Quando peguei o Dudu pela primeira vez nos meus braços foi a maior emoção do mundo, mas tudo foi muito rápido porque o internaram na mesma hora. Tive muito medo de perder meu filho, mas Deus não deixou que ele fosse embora. Apesar de tudo, só de olhar para ele, meu coração explodia de alegria e alívio. Era a alegria da minha vida tê-lo em meus braços pela primeira vez e sentir o cheirinho dele. Amamentá-lo foi único. Como fui feliz daí em diante...
Infelizmente não pude mais manter o Pingo e o Bob conosco e ele foram para a casa da minha sogra. Os dois ficaram muito bravos com a chegada do Dudu, sentiram ciúme e um deles chegou a me atacar enquanto eu estava com o meu filho nos braços, durante a amamentação. Sinto saudade deles e sei que era ciúme porque eles também eram crianças.

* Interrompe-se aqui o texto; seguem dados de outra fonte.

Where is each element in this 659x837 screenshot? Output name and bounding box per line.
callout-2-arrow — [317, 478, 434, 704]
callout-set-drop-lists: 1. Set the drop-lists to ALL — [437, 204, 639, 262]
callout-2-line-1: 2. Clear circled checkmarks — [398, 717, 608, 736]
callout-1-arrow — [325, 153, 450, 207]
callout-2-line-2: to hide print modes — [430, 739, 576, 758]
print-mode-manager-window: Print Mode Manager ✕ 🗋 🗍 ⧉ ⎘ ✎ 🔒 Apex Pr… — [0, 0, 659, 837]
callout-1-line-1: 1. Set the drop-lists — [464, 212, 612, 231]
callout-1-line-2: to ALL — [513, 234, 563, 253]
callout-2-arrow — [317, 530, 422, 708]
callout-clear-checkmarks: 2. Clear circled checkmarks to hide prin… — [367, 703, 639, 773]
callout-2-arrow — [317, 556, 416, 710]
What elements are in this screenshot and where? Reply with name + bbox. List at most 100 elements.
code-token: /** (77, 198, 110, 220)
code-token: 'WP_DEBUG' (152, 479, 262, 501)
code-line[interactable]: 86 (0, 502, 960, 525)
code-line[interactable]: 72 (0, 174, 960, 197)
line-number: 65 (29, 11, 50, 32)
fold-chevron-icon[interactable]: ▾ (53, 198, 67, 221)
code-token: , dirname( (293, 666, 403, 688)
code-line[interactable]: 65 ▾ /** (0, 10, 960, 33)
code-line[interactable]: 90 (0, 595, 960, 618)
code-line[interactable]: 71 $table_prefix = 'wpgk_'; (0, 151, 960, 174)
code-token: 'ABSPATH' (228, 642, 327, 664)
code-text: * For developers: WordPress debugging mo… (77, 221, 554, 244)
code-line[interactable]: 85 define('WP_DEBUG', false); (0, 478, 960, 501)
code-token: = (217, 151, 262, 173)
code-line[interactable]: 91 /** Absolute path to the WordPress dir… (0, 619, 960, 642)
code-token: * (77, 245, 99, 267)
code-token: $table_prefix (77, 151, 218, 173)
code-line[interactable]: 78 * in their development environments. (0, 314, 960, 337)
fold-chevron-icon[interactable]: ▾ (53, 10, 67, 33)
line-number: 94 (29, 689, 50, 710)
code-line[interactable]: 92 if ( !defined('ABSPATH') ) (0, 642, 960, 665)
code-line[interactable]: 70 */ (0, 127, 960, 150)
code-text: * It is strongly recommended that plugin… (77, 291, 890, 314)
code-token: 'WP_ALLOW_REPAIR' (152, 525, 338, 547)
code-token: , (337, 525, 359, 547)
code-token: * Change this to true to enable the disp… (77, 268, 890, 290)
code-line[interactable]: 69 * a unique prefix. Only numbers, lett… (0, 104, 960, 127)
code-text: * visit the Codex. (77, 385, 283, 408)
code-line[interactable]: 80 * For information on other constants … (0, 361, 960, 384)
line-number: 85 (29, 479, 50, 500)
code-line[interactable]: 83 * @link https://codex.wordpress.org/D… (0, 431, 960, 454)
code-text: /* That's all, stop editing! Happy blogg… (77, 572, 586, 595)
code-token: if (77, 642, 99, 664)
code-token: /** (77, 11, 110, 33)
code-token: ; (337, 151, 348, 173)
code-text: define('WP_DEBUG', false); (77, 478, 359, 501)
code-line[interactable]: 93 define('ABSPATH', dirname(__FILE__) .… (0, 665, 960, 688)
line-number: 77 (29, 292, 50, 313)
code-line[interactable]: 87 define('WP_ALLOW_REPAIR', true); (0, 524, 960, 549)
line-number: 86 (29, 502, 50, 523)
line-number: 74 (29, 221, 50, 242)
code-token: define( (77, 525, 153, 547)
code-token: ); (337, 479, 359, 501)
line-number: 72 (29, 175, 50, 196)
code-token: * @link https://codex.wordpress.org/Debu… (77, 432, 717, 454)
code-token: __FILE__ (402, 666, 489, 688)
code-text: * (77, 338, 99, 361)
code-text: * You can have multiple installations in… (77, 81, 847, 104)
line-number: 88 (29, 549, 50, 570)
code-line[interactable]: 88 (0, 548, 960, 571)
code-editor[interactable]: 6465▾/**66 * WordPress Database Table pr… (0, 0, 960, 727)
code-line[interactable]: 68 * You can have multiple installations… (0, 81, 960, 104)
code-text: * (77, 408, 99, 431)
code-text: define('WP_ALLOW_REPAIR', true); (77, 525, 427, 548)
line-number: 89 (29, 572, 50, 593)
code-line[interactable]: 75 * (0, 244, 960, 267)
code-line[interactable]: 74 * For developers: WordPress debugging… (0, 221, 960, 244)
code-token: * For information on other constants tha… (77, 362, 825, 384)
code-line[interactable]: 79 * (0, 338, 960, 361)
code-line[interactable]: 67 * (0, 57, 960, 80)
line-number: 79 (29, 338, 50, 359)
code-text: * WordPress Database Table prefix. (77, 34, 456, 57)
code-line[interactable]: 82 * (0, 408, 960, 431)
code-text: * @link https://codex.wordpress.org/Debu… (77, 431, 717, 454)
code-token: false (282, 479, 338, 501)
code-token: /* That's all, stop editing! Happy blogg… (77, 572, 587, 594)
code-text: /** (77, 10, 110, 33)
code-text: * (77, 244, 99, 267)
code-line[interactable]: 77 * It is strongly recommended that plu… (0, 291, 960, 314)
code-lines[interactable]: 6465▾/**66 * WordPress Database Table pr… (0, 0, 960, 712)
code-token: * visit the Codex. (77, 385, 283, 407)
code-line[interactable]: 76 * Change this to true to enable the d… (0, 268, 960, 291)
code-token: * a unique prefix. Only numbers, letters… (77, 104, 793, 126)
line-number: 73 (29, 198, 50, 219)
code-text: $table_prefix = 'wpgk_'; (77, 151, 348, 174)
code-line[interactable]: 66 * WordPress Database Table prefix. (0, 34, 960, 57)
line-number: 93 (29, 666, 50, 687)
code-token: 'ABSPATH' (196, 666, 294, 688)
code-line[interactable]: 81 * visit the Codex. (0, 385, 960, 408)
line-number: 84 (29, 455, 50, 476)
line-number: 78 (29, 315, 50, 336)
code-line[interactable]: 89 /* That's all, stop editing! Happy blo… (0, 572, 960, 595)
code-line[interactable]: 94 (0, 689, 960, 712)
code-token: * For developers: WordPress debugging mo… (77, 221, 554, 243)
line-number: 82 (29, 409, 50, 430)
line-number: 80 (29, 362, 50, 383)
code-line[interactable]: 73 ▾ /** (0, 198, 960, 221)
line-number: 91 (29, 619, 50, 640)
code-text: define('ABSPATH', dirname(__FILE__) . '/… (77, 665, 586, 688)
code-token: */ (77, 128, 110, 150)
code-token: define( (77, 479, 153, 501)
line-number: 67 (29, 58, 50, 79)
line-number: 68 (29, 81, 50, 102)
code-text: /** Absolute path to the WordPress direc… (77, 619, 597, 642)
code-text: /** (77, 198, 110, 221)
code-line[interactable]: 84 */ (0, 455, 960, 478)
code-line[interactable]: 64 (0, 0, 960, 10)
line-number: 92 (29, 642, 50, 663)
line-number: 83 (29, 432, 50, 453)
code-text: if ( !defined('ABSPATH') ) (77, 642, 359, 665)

Quando ele nasceu, continuei o tratamento mais algum tempo e, como Deus foi generoso, Ele me curou. Hoje faço exames periódicos e estou curada. Não sei como isso pode ter acontecido, mas ninguém é maior que Deus, a minha fé foi inabalável e a vida de meu filho foi minha cura definitivamente. O Dudu foi diagnosticado com autismo e TDAH [Transtorno do Déficit de Atenção com Hiperatividade] e acreditamos que o tratamento da quimio tenha uma parcela a ver com isso.
Hoje, eu e o Eduardo pensamos na possibilidade de ter outro filho para fazer companhia ao Dudu. Ainda não contamos toda essa história para ele, mas um dia contaremos quando ele tiver entendimento. Ele é autista, então não entende bem algumas coisas, vamos deixar o tempo passar”.